Computational approximation of nonlinear unsteady aerodynamics using an aerodynamic model hierarchy

摘要

Modeling nonlinear unsteady aerodynamic effects in the simulation of modern fighter aircraft is still a very challenging task. A framework for approximating nonlinear unsteady aerodynamics with a Radial Basis Function neural network is provided. Training data were generated from a hierarchy of aerodynamic models. At the highest level, solutions of the discretized Reynolds-Averaged Navier–Stokes (RANS) equations provide the quantitative and qualitative solution of flow around aircraft, although the results are expensive in terms of computational resources. The Euler simulations are less expensive and provide qualitative data up to moderate angles of attack. The integration of these data is promising for generating accurate aerodynamic models at moderate computational cost. To illustrate the method, an airfoil undergoing pitching and plunging motion is considered. The primary and secondary aerodynamic model data are computed using RANS and Euler equations, respectively. A description for a mapping between the aerodynamic loads and the motion parameters based on the implicit function theorem is described. The mapping is then augmented by adding the secondary data to the input dataset.

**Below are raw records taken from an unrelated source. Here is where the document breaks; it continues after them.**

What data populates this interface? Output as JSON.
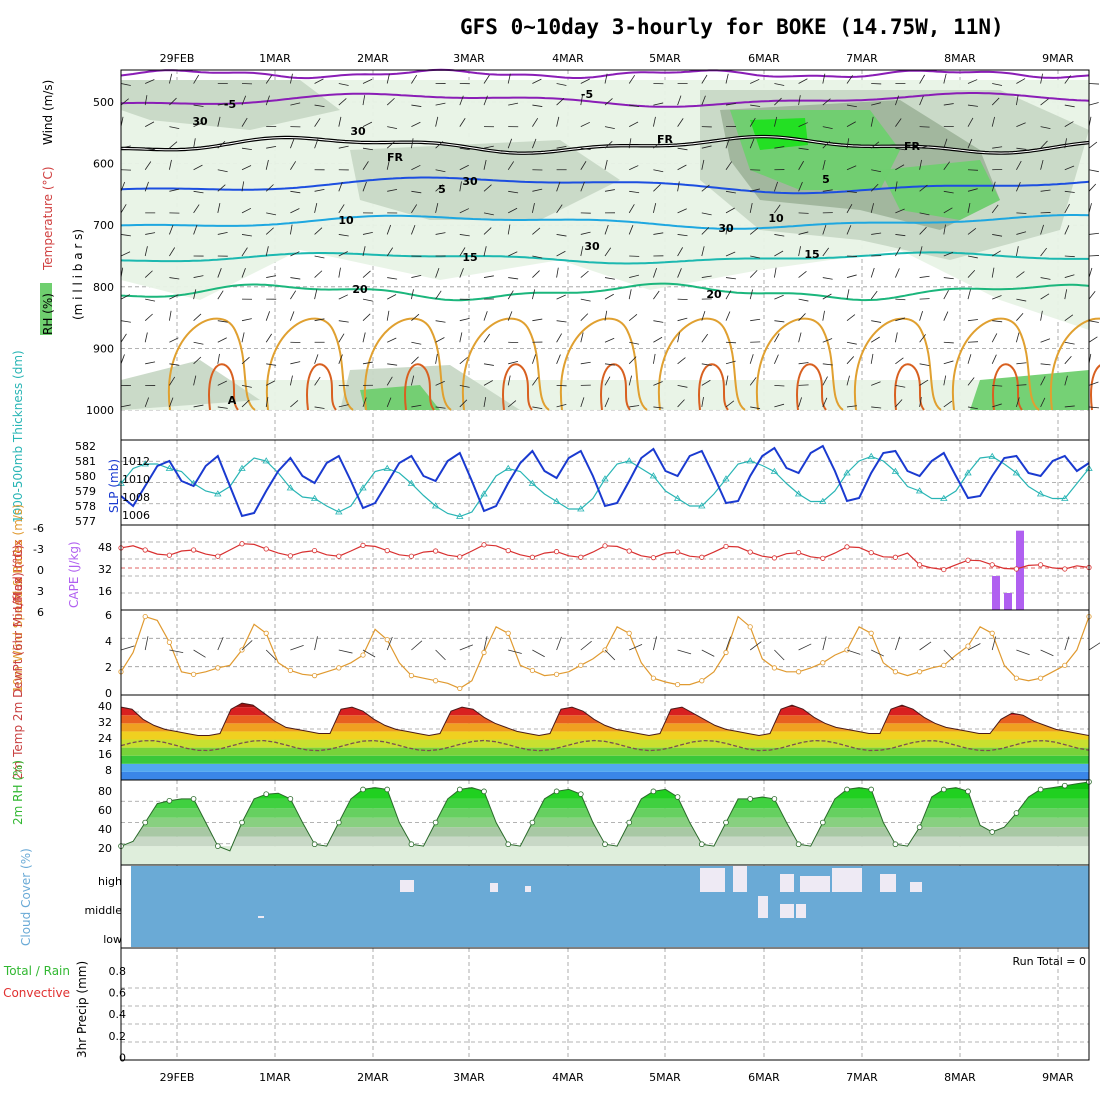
{
  "title": "GFS 0~10day 3-hourly for BOKE (14.75W, 11N)",
  "days": [
    "29FEB",
    "1MAR",
    "2MAR",
    "3MAR",
    "4MAR",
    "5MAR",
    "6MAR",
    "7MAR",
    "8MAR",
    "9MAR"
  ],
  "colors": {
    "grid": "#9a9a9a",
    "rh_light": "#e8f3e6",
    "rh_mid": "#c8d8c6",
    "rh_dark": "#9fb59c",
    "rh_green": "#6fcf6f",
    "rh_bright": "#1fe01f",
    "temp_neg": "#8a1db6",
    "temp_fr": "#000000",
    "temp_5": "#1c4ee0",
    "temp_10": "#1ea7e0",
    "temp_15": "#1cb8b0",
    "temp_20": "#1bb67c",
    "temp_hot": "#e0a030",
    "temp_hotter": "#d86020",
    "slp": "#1a3ad0",
    "thickness": "#29b5b5",
    "lifted": "#d83030",
    "cape": "#b060f0",
    "wind10m": "#e09a30",
    "rh2m": "#32b832",
    "cloud": "#6aaad6",
    "cloud_gap": "#eeeaf4"
  },
  "panel1": {
    "ylabel_parts": [
      "RH (%)",
      "Temperature (°C)",
      "Wind (m/s)"
    ],
    "ylabel_sub": "(m i l l i b a r s)",
    "yticks": [
      "500",
      "600",
      "700",
      "800",
      "900",
      "1000"
    ],
    "contour_labels": [
      "-5",
      "-5",
      "FR",
      "FR",
      "FR",
      "5",
      "5",
      "10",
      "10",
      "15",
      "15",
      "20",
      "20",
      "30",
      "30",
      "30",
      "30",
      "30",
      "A"
    ]
  },
  "panel2": {
    "ylabel_left": "1000-500mb Thickness (dm)",
    "ylabel_right": "SLP (mb)",
    "left_ticks": [
      "582",
      "581",
      "580",
      "579",
      "578",
      "577"
    ],
    "right_ticks": [
      "1012",
      "1010",
      "1008",
      "1006"
    ]
  },
  "panel3": {
    "ylabel_left": "Lifted Index",
    "ylabel_right": "CAPE (J/kg)",
    "left_ticks": [
      "-6",
      "-3",
      "0",
      "3",
      "6"
    ],
    "right_ticks": [
      "48",
      "32",
      "16"
    ]
  },
  "panel4": {
    "ylabel": "10m Wind Speed & Barbs (m/s)",
    "yticks": [
      "6",
      "4",
      "2",
      "0"
    ]
  },
  "panel5": {
    "ylabel": "2m Temp 2m DewPt (6hr Min/Max) (°C)",
    "yticks": [
      "40",
      "32",
      "24",
      "16",
      "8"
    ]
  },
  "panel6": {
    "ylabel": "2m RH (%)",
    "yticks": [
      "80",
      "60",
      "40",
      "20"
    ]
  },
  "panel7": {
    "ylabel": "Cloud Cover (%)",
    "levels": [
      "high",
      "middle",
      "low"
    ]
  },
  "panel8": {
    "ylabel_green": "Total / Rain",
    "ylabel_red": "Convective",
    "ylabel": "3hr Precip (mm)",
    "yticks": [
      "0.8",
      "0.6",
      "0.4",
      "0.2",
      "0"
    ],
    "run_total": "Run Total = 0"
  },
  "chart_data": [
    {
      "type": "line",
      "title": "SLP (mb)",
      "x_step_hours": 3,
      "ylim": [
        1006,
        1013.5
      ],
      "series": [
        {
          "name": "SLP (mb)",
          "values": [
            1008.5,
            1007.5,
            1009.5,
            1011.5,
            1012.0,
            1010.0,
            1009.5,
            1011.5,
            1012.5,
            1009.5,
            1006.5,
            1006.8,
            1009.0,
            1011.0,
            1012.3,
            1010.5,
            1009.8,
            1011.8,
            1012.5,
            1010.0,
            1007.3,
            1007.8,
            1009.8,
            1011.8,
            1012.5,
            1010.5,
            1010.0,
            1012.0,
            1012.8,
            1010.0,
            1007.0,
            1007.5,
            1009.8,
            1011.8,
            1013.0,
            1011.0,
            1010.3,
            1012.3,
            1013.0,
            1010.5,
            1007.5,
            1007.8,
            1010.0,
            1012.3,
            1013.2,
            1011.0,
            1010.5,
            1012.5,
            1013.0,
            1010.5,
            1007.8,
            1008.0,
            1010.5,
            1012.5,
            1013.3,
            1011.3,
            1010.8,
            1012.8,
            1013.5,
            1011.0,
            1008.0,
            1008.3,
            1010.8,
            1012.8,
            1013.0,
            1011.0,
            1010.5,
            1012.0,
            1012.8,
            1010.5,
            1008.3,
            1008.5,
            1010.5,
            1012.3,
            1012.5,
            1010.8,
            1010.5,
            1012.0,
            1012.5,
            1011.0,
            1011.8
          ]
        }
      ]
    },
    {
      "type": "line",
      "title": "1000-500mb Thickness (dm)",
      "ylim": [
        577,
        582
      ],
      "series": [
        {
          "name": "1000-500mb Thickness (dm)",
          "values": [
            579.5,
            580.5,
            580.8,
            580.8,
            580.5,
            580.3,
            579.5,
            579.0,
            578.8,
            579.3,
            580.5,
            581.2,
            581.0,
            580.2,
            579.2,
            578.6,
            578.5,
            578.0,
            577.6,
            578.0,
            579.2,
            580.3,
            580.5,
            580.2,
            579.5,
            578.7,
            578.0,
            577.5,
            577.3,
            577.6,
            578.8,
            580.0,
            580.5,
            580.3,
            579.5,
            578.8,
            578.3,
            577.8,
            577.8,
            578.5,
            579.8,
            580.8,
            581.0,
            580.5,
            580.0,
            579.0,
            578.5,
            578.0,
            578.0,
            578.8,
            579.8,
            580.8,
            581.0,
            580.7,
            580.3,
            579.5,
            578.8,
            578.3,
            578.3,
            579.0,
            580.2,
            581.0,
            581.3,
            581.0,
            580.3,
            579.3,
            579.0,
            578.5,
            578.5,
            579.0,
            580.2,
            581.2,
            581.3,
            580.8,
            580.2,
            579.3,
            578.8,
            578.5,
            578.5,
            579.5,
            580.5
          ]
        }
      ]
    },
    {
      "type": "bar",
      "title": "CAPE (J/kg)",
      "categories": [
        "8MAR 09Z",
        "8MAR 12Z",
        "8MAR 15Z"
      ],
      "values": [
        24,
        12,
        56
      ]
    },
    {
      "type": "line",
      "title": "10m Wind Speed (m/s)",
      "ylim": [
        0,
        6
      ],
      "series": [
        {
          "name": "10m Wind Speed (m/s)",
          "values": [
            1.5,
            3.0,
            5.8,
            5.5,
            3.8,
            1.5,
            1.3,
            1.5,
            1.8,
            2.0,
            3.2,
            5.2,
            4.5,
            2.2,
            1.6,
            1.3,
            1.2,
            1.5,
            1.8,
            2.2,
            2.8,
            4.8,
            4.0,
            2.2,
            1.2,
            1.0,
            0.8,
            0.6,
            0.2,
            0.8,
            3.0,
            5.0,
            4.5,
            2.0,
            1.6,
            1.2,
            1.3,
            1.5,
            2.0,
            2.5,
            3.2,
            5.0,
            4.5,
            2.2,
            1.0,
            0.7,
            0.5,
            0.5,
            0.8,
            1.5,
            3.0,
            5.8,
            5.0,
            2.5,
            1.8,
            1.5,
            1.5,
            1.8,
            2.2,
            2.8,
            3.2,
            5.0,
            4.5,
            2.2,
            1.5,
            1.2,
            1.5,
            1.8,
            2.0,
            2.8,
            3.5,
            5.0,
            4.5,
            2.0,
            1.0,
            0.8,
            1.0,
            1.5,
            2.0,
            3.2,
            5.8
          ]
        }
      ]
    },
    {
      "type": "area",
      "title": "2m Temp (°C)",
      "ylim": [
        0,
        42
      ],
      "series": [
        {
          "name": "2m Temp (°C)",
          "values": [
            36,
            35,
            30,
            27,
            25,
            24,
            23,
            22,
            22,
            23,
            35,
            38,
            37,
            33,
            29,
            26,
            25,
            24,
            23,
            23,
            35,
            36,
            34,
            30,
            27,
            25,
            24,
            23,
            22,
            23,
            34,
            36,
            35,
            31,
            28,
            26,
            24,
            23,
            22,
            23,
            35,
            36,
            34,
            30,
            27,
            25,
            24,
            23,
            22,
            23,
            35,
            36,
            33,
            30,
            27,
            25,
            24,
            23,
            22,
            23,
            35,
            37,
            35,
            31,
            28,
            26,
            25,
            24,
            23,
            23,
            35,
            37,
            35,
            31,
            28,
            26,
            25,
            24,
            23,
            23,
            30,
            33,
            32,
            29,
            27,
            25,
            24,
            23,
            22
          ]
        }
      ]
    },
    {
      "type": "area",
      "title": "2m RH (%)",
      "ylim": [
        0,
        90
      ],
      "series": [
        {
          "name": "2m RH (%)",
          "values": [
            20,
            25,
            45,
            65,
            68,
            70,
            70,
            45,
            20,
            15,
            45,
            70,
            75,
            76,
            70,
            45,
            22,
            20,
            45,
            70,
            80,
            82,
            80,
            45,
            22,
            20,
            45,
            70,
            80,
            82,
            78,
            45,
            22,
            20,
            45,
            70,
            78,
            80,
            75,
            45,
            22,
            20,
            45,
            70,
            78,
            80,
            72,
            45,
            22,
            20,
            45,
            70,
            70,
            72,
            70,
            45,
            22,
            20,
            45,
            70,
            80,
            82,
            80,
            45,
            22,
            20,
            40,
            72,
            80,
            82,
            78,
            42,
            35,
            40,
            55,
            72,
            80,
            82,
            84,
            86,
            88
          ]
        }
      ]
    },
    {
      "type": "table",
      "title": "Cloud Cover (%)",
      "categories": [
        "high",
        "middle",
        "low"
      ]
    },
    {
      "type": "bar",
      "title": "3hr Precip (mm)",
      "ylim": [
        0,
        0.9
      ],
      "values": [],
      "annotations": [
        "Run Total = 0"
      ]
    }
  ]
}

The selection of training data is then discussed. Once the network is trained, it can compute the unsteady aerodynamic loads from motion descriptions on the order of a few seconds. The framework is examined for different motions, and in all cases, the ROM predictions closely represent the actual aerodynamic responses. It is also demonstrated that the aerodynamic hierarchy aids in the rapid development of a reduced-order model.